Patients with ≥ 3 ANs at baseline in a Phase II adalimumab trial for HS were included for analysis. HiSCR achievers vs. nonachievers were assessed at week 16 and week 52. Criteria measures included physician-rated assessments [Hurley stage, modified Sartorius score (MSS), and HS Physician's Global Assessment] and patient-reported outcomes (PROs: visual analogue pain scale, Dermatology Life Quality Index, and Work Productivity and Activity Impairment questionnaire). Test-retest reliability, convergent validity, responsiveness and predictive validity of HiSCR, and its meaningfulness to patients were assessed.

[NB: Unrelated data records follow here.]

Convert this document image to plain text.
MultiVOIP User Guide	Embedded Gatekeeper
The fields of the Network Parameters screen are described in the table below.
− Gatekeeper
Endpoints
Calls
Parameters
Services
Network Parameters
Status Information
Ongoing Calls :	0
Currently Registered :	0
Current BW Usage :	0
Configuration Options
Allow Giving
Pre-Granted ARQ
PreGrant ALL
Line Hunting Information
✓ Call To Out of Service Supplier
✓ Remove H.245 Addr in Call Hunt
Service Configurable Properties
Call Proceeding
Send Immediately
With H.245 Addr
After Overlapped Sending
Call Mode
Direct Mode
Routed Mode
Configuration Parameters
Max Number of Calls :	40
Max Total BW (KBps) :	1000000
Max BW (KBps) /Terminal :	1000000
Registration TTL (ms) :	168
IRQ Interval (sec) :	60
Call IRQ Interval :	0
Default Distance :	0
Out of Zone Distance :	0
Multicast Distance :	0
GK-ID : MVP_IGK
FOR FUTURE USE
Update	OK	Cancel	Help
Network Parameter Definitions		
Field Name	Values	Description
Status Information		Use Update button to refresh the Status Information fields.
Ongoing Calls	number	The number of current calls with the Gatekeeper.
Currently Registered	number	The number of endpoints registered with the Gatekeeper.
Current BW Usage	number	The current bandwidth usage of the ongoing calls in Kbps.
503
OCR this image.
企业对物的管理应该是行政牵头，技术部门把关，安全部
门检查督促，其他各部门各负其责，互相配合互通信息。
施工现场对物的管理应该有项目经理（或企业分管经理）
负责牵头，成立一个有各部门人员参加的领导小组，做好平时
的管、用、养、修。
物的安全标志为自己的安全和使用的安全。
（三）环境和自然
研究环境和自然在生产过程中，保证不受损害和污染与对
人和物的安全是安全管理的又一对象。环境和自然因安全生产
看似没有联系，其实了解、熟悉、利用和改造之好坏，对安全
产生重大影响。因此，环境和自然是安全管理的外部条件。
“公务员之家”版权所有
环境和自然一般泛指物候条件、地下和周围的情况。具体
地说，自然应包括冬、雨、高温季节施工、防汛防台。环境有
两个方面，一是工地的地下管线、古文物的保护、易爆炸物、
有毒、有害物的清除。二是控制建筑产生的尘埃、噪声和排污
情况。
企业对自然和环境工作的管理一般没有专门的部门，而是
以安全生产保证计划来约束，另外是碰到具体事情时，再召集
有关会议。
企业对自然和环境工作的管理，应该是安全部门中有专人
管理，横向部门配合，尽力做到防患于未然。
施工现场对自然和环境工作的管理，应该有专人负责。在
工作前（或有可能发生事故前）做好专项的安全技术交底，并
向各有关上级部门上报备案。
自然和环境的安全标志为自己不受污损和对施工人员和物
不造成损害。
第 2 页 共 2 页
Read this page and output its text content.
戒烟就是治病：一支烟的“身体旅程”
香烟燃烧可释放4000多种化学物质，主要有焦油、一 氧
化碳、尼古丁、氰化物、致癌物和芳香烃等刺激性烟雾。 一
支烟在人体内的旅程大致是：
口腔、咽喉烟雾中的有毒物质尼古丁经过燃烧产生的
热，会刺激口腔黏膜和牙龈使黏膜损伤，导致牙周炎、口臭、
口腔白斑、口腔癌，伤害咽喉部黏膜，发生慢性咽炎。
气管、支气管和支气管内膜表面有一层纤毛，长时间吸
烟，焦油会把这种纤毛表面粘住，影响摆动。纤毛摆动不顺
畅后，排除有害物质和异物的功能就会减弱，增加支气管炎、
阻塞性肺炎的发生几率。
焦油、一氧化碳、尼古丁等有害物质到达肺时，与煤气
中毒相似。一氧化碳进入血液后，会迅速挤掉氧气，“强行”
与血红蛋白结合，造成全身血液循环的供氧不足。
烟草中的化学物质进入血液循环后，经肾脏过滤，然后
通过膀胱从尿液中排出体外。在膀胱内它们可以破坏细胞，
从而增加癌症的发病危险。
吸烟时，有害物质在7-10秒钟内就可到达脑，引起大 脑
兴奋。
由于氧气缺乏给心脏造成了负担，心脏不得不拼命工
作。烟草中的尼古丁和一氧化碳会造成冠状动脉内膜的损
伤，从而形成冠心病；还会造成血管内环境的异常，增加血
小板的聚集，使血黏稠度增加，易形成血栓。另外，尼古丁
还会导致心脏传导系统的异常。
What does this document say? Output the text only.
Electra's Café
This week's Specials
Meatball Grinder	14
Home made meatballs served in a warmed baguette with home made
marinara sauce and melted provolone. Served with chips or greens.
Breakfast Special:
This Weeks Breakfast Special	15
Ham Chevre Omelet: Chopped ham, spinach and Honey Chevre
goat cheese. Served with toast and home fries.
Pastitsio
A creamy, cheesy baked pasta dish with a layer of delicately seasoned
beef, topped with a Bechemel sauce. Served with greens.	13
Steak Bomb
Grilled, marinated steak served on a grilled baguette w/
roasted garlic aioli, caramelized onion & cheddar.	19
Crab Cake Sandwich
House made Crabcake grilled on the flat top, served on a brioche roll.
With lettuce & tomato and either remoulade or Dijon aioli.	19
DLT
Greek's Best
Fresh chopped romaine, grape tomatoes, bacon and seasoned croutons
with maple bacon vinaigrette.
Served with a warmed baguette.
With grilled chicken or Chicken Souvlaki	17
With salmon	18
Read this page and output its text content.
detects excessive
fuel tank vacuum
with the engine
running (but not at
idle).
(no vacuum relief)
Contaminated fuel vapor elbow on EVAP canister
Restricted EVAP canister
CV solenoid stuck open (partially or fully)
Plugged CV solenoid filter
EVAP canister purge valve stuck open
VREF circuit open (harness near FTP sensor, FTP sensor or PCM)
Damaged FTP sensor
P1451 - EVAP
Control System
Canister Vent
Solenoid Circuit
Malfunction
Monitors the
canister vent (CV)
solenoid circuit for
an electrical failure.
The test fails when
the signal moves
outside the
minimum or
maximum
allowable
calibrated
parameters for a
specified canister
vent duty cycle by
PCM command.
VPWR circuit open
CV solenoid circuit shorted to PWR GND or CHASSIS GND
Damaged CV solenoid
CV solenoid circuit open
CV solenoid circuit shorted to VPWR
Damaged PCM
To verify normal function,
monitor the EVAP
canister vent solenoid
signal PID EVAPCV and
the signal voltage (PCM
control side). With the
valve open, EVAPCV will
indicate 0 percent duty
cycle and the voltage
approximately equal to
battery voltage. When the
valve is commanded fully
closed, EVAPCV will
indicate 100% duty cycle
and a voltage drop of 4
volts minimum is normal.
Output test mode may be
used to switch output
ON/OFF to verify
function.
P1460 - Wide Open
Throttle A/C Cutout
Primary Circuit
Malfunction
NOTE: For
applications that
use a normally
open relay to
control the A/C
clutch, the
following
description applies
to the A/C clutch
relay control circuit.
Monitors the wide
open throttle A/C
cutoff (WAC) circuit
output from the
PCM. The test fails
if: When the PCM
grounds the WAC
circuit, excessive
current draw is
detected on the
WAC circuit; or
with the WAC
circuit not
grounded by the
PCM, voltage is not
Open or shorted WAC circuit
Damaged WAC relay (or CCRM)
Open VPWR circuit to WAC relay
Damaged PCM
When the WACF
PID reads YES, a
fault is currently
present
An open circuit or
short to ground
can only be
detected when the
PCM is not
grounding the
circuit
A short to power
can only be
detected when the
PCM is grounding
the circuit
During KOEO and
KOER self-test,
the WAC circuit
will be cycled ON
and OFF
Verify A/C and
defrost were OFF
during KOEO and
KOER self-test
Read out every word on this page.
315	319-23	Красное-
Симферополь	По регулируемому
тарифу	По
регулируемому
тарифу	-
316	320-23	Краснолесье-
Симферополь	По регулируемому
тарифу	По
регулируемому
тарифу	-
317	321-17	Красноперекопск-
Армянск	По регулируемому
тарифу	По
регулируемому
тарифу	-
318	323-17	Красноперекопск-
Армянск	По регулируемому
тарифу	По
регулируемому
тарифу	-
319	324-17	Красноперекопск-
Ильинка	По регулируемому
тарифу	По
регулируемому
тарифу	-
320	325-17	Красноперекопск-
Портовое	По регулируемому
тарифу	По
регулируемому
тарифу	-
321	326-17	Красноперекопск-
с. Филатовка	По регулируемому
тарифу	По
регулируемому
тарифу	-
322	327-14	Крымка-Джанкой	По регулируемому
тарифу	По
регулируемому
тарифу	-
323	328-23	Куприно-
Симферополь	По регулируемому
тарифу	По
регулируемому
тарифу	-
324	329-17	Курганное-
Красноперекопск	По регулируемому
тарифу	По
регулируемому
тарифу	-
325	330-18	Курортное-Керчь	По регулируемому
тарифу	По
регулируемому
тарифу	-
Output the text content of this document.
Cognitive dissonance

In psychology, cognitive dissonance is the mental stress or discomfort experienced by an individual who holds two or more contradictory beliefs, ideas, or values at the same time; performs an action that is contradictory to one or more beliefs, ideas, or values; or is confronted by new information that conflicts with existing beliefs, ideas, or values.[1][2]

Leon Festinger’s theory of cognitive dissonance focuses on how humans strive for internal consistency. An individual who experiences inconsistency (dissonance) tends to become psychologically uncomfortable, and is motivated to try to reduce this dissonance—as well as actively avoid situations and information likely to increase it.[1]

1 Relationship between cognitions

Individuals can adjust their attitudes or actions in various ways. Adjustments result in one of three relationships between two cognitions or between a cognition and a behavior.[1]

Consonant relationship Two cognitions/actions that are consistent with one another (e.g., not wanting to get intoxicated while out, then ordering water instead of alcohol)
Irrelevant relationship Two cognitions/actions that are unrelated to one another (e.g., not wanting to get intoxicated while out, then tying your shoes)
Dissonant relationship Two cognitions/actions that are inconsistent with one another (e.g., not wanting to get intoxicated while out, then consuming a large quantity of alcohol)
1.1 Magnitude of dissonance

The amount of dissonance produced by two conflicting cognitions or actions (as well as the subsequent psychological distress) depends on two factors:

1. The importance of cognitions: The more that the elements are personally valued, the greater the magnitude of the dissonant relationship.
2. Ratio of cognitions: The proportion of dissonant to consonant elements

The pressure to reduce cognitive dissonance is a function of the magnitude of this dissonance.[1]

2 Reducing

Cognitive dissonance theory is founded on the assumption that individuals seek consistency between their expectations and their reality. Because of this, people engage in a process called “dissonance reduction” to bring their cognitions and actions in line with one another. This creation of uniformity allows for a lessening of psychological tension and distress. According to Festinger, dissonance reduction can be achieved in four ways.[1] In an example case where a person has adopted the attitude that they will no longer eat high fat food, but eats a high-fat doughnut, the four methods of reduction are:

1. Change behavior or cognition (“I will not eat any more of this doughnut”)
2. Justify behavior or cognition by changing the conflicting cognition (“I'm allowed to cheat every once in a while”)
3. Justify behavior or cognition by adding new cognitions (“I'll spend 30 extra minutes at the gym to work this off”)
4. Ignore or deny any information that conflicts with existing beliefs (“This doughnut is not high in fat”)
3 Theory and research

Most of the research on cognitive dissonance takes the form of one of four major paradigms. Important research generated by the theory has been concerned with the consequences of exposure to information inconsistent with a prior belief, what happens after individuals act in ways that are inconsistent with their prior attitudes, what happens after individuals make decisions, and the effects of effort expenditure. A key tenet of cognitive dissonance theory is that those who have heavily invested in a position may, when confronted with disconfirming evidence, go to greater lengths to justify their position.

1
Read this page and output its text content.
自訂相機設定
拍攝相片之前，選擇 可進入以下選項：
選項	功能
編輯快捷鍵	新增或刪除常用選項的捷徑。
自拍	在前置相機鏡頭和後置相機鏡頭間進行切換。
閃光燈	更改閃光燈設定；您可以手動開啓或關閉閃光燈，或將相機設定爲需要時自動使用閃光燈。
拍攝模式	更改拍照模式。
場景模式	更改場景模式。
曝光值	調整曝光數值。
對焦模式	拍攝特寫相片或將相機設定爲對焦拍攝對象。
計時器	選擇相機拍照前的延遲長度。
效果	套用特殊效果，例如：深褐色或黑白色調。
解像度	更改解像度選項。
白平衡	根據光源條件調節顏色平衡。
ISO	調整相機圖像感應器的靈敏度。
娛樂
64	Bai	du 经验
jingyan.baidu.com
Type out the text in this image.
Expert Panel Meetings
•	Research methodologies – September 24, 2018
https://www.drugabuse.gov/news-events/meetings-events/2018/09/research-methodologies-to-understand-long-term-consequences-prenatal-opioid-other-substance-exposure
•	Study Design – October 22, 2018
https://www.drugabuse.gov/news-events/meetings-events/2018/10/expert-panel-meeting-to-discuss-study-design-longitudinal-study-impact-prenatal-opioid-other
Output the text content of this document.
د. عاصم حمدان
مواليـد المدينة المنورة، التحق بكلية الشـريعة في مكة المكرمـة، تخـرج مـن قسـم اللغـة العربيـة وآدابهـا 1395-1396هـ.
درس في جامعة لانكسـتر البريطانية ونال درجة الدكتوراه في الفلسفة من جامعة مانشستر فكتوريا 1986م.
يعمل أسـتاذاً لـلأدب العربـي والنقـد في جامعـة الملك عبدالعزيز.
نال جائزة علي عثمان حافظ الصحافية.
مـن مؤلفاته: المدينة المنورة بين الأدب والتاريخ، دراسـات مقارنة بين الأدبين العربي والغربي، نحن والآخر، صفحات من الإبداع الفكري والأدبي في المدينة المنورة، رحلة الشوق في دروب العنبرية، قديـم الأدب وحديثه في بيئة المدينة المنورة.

Among 138 eligible study participants, the majority were female (69·6%) with a mean age of 36·7 years. The mean (median) MSS was 125·2 (85·5) at baseline. Test-retest reliability of the AN count was 0·91. HiSCR was significantly correlated with improvements in all physician-rated and PRO measures (Spearman's rho between -0·61 and -0·27, all P < 0·001). Improvements of all PROs in HiSCR achievers exceeded the respective meaningful improvement thresholds.


In patients with HS with ≥ 3 ANs, HiSCR achievers had significant improvements in physician-rated and patient-reported HS disease severity and impact. HiSCR is a valid and meaningful endpoint for assessing HS treatment effectiveness in controlling inflammatory manifestations in this population.